I figured that the best build for a ton of nations would be an imprisoned rainbow pretender with minor blesses from all paths, with nice scales. +Def/att/str/hp/reinvig, elemental resists, etc. that suit the nations sacreds. Especially now that elemental resists work as a reduction, you counter any evos pretty hard against your sacreds... Which just seems boring if it's done all the time.
Again, how many nations can spam (effective) sacreds to counter all possible magical openings? Not a majority. Cost effective sacreds are even lesser in number. "Optimal" blesses pretty much follow partially your prediction, the best scale blesses are imprisoned rainbows at large. I've seen a significant number of early expanders though, mostly to gain from the "major blesses need an awakened Pretender to function", but it's always a bet. SC gods are a rarity nowadays, at least in my experience, as the value of SC has gone seriously down since the Dom3 days.
It's not that you can win the game just by spamming minor-blessed sacreds, at least with most nations. But that if you have decent sacreds at all, you'll probably want to take an imprisoned rainbow to supplement them. When you get everything in one cheap package (scales, bless, magic diversity) why choose a narrower approach? Boring.
Value of SCs going down is not actually true even if people keep saying it, not in Dom3->Dom4 transition anyway. What actually happened was that it became much more difficult to get a good chassis and items, as the recruitables became StR, Titan pretenders got nerfed (only in a Dom4 patch - when the game came out Titans were the gold standard), and gem frequence went down. And Dom3 CBM was SC central ofc. Weak thugs got more fragile though in a handful of respects, but bigass SCs not so much.
Maybe the elemental resist changes make them a llittle less useful now in 5, dunno, but still a small effect. But not much reason to take an SC god when it's ridiculously expensive.
But still it's hard to get to play a game that feels like an inferior version.

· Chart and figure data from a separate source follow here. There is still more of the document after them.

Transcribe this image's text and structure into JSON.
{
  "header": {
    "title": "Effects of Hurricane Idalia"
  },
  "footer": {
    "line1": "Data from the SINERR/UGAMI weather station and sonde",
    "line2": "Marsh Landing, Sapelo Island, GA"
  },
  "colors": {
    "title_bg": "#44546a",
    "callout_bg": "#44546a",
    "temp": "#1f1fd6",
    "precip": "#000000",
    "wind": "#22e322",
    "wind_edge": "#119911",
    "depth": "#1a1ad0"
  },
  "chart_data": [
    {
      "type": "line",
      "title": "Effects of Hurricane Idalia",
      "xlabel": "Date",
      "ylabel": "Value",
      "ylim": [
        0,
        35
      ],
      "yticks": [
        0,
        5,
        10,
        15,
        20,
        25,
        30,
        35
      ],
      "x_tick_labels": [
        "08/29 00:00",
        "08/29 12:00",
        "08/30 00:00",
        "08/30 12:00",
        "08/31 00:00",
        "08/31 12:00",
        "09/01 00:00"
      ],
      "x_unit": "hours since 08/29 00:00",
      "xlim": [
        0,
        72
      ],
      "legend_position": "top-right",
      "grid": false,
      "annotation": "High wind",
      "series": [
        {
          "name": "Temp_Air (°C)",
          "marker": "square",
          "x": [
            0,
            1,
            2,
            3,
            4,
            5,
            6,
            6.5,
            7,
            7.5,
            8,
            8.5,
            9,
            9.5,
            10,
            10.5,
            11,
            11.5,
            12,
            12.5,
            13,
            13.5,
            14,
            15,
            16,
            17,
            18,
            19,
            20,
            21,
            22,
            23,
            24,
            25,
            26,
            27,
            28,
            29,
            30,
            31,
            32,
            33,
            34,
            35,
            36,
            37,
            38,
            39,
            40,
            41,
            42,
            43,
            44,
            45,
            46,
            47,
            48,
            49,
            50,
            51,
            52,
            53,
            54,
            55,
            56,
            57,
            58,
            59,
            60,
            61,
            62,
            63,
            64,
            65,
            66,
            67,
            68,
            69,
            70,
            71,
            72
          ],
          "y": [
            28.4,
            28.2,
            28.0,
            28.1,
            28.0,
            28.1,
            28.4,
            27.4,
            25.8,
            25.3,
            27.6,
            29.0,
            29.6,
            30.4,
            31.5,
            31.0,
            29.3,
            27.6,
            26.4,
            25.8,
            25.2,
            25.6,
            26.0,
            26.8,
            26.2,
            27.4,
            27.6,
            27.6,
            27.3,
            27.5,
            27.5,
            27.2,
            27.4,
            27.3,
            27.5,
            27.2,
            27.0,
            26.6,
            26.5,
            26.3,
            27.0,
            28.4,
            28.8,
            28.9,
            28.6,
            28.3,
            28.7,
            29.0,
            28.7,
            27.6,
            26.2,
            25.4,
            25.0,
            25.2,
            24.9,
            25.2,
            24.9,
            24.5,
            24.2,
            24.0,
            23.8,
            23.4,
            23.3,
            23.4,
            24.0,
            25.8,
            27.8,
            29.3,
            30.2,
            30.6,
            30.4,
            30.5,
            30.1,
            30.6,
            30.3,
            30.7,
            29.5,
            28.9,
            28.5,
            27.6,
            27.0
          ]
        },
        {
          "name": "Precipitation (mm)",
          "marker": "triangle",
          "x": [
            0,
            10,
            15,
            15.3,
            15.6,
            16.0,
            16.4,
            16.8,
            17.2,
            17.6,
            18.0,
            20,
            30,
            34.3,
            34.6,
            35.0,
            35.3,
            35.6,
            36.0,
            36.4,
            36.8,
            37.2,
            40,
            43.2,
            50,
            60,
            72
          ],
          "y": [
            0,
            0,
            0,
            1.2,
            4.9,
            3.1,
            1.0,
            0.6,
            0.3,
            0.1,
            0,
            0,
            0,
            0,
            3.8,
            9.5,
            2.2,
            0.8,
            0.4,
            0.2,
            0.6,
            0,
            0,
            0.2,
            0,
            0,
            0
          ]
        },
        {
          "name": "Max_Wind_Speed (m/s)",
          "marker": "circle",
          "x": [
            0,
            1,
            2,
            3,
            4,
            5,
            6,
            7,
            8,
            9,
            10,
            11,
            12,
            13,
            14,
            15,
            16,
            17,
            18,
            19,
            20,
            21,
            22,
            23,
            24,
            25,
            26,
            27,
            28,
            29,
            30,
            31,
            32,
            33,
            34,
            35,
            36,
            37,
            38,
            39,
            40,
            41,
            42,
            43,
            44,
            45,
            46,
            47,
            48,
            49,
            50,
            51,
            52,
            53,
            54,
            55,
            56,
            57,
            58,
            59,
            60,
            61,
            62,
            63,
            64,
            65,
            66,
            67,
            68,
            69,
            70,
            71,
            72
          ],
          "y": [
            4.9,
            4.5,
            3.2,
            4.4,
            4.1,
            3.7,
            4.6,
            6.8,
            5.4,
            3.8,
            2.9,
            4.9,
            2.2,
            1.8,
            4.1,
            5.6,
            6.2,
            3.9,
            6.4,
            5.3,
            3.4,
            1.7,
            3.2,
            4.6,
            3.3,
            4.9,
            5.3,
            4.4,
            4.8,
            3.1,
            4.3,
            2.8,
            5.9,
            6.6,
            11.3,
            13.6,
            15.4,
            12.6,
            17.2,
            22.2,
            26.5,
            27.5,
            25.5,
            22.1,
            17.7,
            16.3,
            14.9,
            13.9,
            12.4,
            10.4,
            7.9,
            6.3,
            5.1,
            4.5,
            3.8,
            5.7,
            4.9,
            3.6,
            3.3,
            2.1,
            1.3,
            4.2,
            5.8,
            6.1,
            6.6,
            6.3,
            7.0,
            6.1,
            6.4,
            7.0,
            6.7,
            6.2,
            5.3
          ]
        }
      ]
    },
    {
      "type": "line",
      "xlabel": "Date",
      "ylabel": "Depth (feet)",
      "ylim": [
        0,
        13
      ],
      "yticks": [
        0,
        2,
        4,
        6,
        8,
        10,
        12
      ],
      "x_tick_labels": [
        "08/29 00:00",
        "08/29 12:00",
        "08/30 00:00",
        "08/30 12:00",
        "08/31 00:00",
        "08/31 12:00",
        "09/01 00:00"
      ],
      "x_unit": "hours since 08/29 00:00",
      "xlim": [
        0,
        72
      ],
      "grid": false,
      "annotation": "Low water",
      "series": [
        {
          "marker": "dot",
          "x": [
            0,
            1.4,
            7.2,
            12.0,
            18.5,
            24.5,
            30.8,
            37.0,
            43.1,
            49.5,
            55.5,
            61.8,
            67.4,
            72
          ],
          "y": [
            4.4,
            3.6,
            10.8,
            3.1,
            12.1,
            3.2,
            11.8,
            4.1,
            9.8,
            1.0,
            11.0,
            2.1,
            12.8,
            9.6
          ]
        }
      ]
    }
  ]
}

Inferior in what? More nations variety and fixes in some clearly badly-planned nations (Yomi). SOME new nations are outright weird and badly planned tho (NAKED SPARTAN GIANTS). Quality of Life improvements in interface and commands. The Real Time change isn't as ....
impactful as it seems, we're still playing on a pseudo-turn based system. Details changed, mostly, in spell balance and the like. I
guess the loss of relevance of SC kept trucking on. The Bless system gives you
far more variety than the standard N9E4 build of Dom4 times.
Real-time change most of all seemed impactful to me in how you no longer had the defender have the starting turn advantage. Which is fine.
Never was a big fan of N9E4, not to the level it was hyped as standard...Even if you took it, you could still choose whether you wanted your guy awake, dormant or locked up. Now there's much less room to choose when imprison got an extra 100 points, and picking a different flavor of rainbow pretender paths/blesses is extremely samey just as well.
Like sure, even if magic is relegated to a smaller role you still need it, but playing a game like that... Or a game where fast troops might waltz past each other on the strategic map... Is annoying to me.
"Smaller role"? How? When? Because Evos are somewhat less likely to hit now the entirety of the Magic system has a "smaller role"? Troops waltz past each other? When? The maluses for movement through enemy territory makes that
impossible bar for flyers, and flyers waltzed in as they liked even in past Dominions. I don't understand what your annoyances are about.
[/quote]Magic in smaller role was just in response to Malakal's post, I can't comment on it further. Troops moving past each other can definitely happen unless they changed something since first release.
If there's provinces A-B-C-D, connected to each other like that... I control A / B, you control C / D. I have a troop in A that's commanded to go to C, and you have a troop in D going to B. They will definitely move past each other to their intended targets, though they are basically moving along the same route. IIRC it could happen on a road even B->D and C->A, if the units are really superfast and there's a road, but not 100% sure anymore, might need a bless or a lone commander with item to achieve that - which would make it kinda ok as a fringe strat. How do all these weird border-skipping maneuvers interact with eachother? I do know a million fringe tidbits about these games but trying to learn these broke this camel's back.
But even if the cases described here are rare or near nonexistent, the new movement system is still really pointless addition - you just get more micro out of it to reach the best possible logistics, no real added strategy is gained from this shit. And map-movement winter is something I feel doesn't really add anything of value to the game but makes map-making take more time.
But maybe these are just minor annoyances and I should get over it. The prevalence of imprisoneds is kind of a bummer though, since you can't even mod the cost of awake/dormant/imprisoned.